The Company repaid the €600 million aggregate principal amount of the 2019 Euronotes and accrued interest upon their maturity on July 8, 2019 using proceeds from the issuance of euro-denominated commercial paper. The Company has classified the 2019 Euronotes, the 2020 Assumed Pall Notes and approximately $2.9 billion of its borrowings outstanding under the euro-denominated commercial paper program as of June 28, 2019 as long-term debt in the accompanying Consolidated Condensed Balance Sheet as the Company had the intent and ability, as supported by availability under the Credit Facility, to refinance these borrowings for at least one year from the balance sheet date.

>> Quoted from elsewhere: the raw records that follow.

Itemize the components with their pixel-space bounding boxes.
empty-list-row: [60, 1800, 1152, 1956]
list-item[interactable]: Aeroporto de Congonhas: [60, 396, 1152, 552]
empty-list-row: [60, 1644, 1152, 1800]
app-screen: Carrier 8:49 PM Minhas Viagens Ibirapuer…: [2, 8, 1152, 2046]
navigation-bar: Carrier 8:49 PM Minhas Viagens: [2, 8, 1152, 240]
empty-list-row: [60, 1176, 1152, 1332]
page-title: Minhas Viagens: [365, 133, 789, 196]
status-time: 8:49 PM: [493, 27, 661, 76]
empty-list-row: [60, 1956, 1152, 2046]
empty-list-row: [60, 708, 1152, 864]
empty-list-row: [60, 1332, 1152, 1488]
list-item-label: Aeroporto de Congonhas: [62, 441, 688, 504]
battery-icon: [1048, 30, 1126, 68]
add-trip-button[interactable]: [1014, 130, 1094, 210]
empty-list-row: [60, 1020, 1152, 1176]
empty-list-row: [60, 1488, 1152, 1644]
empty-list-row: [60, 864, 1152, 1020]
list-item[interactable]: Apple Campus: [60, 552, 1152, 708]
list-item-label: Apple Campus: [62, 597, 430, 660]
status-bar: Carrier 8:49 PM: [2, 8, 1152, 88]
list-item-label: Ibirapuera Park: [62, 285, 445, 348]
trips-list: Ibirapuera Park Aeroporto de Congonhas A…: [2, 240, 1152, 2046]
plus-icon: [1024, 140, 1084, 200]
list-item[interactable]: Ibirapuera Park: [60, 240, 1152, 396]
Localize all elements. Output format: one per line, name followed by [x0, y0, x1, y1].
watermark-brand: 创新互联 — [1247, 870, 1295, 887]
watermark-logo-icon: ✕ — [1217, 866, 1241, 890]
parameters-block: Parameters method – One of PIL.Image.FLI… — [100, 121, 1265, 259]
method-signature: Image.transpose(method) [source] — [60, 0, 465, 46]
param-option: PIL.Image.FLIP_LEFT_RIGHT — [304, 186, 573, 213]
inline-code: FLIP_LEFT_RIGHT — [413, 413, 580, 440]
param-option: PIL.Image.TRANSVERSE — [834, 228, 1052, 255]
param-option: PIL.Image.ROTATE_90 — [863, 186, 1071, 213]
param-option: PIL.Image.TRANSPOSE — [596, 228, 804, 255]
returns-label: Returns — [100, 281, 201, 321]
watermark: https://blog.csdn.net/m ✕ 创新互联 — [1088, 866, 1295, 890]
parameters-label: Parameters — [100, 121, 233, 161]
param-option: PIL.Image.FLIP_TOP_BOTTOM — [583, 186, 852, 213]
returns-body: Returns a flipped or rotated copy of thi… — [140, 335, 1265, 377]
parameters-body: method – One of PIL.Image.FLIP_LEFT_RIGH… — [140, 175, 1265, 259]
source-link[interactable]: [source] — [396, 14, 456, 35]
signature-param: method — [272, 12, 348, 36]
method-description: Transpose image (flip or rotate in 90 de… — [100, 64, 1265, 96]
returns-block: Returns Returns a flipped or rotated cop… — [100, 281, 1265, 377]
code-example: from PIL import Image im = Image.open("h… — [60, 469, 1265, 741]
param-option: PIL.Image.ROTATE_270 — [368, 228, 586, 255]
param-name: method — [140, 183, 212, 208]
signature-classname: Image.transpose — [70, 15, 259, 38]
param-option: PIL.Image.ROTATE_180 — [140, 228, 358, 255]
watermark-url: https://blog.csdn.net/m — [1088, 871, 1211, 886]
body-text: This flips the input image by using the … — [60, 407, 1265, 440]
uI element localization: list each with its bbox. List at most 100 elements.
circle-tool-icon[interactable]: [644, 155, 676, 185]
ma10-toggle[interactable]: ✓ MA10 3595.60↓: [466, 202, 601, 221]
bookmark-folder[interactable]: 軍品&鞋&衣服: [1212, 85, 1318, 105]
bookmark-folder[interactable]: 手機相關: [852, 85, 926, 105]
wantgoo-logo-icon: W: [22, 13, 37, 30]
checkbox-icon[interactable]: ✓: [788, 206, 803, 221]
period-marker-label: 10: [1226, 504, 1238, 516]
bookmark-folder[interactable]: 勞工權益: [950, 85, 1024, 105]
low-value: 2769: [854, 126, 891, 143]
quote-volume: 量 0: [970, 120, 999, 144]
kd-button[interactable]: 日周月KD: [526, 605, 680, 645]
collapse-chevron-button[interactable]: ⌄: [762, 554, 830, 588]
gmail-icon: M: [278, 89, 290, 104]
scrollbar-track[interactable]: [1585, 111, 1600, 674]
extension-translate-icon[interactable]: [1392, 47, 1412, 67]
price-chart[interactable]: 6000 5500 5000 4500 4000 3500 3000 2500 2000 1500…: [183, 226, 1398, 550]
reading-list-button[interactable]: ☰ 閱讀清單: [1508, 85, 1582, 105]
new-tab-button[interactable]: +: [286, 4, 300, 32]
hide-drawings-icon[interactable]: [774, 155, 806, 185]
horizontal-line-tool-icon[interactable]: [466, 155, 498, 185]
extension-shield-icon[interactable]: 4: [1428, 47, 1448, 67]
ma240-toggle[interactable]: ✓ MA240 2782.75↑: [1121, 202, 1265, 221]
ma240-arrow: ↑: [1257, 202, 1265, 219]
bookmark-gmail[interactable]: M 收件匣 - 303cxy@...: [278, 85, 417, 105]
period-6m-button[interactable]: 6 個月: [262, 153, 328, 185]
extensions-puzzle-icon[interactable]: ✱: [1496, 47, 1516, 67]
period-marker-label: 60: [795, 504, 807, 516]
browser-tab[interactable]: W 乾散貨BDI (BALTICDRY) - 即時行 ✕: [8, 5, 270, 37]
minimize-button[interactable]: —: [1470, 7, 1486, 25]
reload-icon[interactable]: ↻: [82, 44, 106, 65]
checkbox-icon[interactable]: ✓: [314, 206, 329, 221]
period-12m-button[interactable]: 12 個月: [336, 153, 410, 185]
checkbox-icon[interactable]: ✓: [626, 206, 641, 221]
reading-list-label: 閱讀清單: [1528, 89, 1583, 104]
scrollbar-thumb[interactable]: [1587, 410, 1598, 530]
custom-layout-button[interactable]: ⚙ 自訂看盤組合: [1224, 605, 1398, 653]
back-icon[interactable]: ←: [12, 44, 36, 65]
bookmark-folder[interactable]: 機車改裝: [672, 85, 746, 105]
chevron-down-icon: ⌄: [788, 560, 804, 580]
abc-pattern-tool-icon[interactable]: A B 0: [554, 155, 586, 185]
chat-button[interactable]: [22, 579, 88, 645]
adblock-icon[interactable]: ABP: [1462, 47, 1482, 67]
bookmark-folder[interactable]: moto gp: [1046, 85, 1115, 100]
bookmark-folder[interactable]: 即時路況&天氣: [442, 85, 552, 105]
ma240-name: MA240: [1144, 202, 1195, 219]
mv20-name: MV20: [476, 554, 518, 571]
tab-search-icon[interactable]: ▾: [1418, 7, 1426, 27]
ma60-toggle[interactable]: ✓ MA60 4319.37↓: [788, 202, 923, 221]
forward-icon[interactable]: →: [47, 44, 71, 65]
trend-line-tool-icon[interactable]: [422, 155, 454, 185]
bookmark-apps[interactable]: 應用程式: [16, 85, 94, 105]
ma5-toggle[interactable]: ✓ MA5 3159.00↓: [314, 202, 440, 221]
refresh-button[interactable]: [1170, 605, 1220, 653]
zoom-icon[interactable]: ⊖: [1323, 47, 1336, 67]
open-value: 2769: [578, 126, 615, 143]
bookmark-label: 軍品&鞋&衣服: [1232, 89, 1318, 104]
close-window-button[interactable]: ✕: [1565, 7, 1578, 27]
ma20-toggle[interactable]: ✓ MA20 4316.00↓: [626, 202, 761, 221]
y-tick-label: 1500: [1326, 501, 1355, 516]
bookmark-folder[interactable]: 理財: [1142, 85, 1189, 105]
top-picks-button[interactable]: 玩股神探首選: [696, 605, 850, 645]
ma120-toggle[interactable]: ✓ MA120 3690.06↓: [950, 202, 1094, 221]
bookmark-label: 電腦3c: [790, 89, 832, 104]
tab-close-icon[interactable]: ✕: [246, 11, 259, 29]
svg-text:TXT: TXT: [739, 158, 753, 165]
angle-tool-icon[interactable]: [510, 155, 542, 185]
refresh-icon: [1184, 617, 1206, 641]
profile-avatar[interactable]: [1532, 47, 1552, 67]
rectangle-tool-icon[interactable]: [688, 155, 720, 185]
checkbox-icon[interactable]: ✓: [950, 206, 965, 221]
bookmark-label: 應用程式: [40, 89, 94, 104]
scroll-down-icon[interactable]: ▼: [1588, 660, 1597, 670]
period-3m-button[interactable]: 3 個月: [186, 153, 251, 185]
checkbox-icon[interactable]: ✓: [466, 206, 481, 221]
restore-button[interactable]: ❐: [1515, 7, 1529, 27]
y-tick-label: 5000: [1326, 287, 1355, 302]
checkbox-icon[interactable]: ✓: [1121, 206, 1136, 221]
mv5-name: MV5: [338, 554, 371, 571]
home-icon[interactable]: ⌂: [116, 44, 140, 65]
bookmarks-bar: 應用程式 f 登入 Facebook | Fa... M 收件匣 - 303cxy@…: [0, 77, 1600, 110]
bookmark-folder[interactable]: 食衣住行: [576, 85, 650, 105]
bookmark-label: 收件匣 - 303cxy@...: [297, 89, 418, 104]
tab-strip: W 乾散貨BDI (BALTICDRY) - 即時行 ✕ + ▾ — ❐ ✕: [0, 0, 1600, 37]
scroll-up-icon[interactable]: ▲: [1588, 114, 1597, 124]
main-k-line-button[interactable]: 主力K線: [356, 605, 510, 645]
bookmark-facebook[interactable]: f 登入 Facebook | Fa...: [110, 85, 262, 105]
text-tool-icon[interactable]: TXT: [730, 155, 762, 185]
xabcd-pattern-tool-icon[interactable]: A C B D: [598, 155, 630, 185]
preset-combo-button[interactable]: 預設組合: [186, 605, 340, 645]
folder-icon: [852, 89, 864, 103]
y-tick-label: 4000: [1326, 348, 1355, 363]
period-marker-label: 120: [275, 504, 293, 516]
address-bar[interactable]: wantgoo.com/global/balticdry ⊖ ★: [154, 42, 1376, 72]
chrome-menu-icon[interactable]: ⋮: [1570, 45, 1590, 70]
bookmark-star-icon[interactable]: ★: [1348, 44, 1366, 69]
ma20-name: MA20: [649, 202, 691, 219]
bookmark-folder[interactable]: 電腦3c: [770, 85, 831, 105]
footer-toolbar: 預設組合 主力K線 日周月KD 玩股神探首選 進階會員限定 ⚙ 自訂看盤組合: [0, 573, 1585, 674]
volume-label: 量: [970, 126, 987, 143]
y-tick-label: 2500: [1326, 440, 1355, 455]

Debt discounts, premiums and debt issuance costs totaled $16 million and $19 million as of June 28, 2019 and December 31, 2018, respectively, and have been netted against the aggregate principal amounts of the related debt in the components of debt table above.
Guarantors of Debt
The Company has guaranteed long-term debt and commercial paper issued by certain of its wholly-owned subsidiaries. The 2019 Euronotes, 2022 Euronotes, Floating Rate 2022 Euronotes, 2025 Euronotes and 2027 Euronotes were issued by DH Europe Finance S.a.r.l., formerly known as DH Europe Finance S.A. (“Danaher International”). The 2023 CHF Bonds and 2028 CHF Bonds were issued by DH Switzerland Finance S.A. (“Danaher Switzerland”). The 2021 Yen Notes, 2027 Yen Notes and 2032 Yen Notes were issued by DH Japan Finance S.A. (“Danaher Japan”). Each of Danaher International, Danaher Switzerland and Danaher Japan are wholly-owned finance subsidiaries of Danaher Corporation. In addition, on May 31, 2019, the Company organized DH Europe Finance II S.a.r.l. (“Danaher International II”), which it expects may in the future issue long-term debt and commercial paper. All of the outstanding and future securities issued by each of these entities, as well as the 2020 Assumed Pall Notes, are or will be fully and unconditionally guaranteed by the Company and these guarantees rank on parity with the Company’s unsecured and unsubordinated indebtedness.
LYONs Redemption
During the six-month period ended June 28, 2019, holders of certain of the Company’s LYONs converted such LYONs into an aggregate of approximately 854 thousand shares of the Company’s common stock, par value $0.01 per share. The Company’s deferred tax liability of $8 million associated with the book and tax basis difference in the converted LYONs was transferred to additional paid-in capital as a result of the conversions.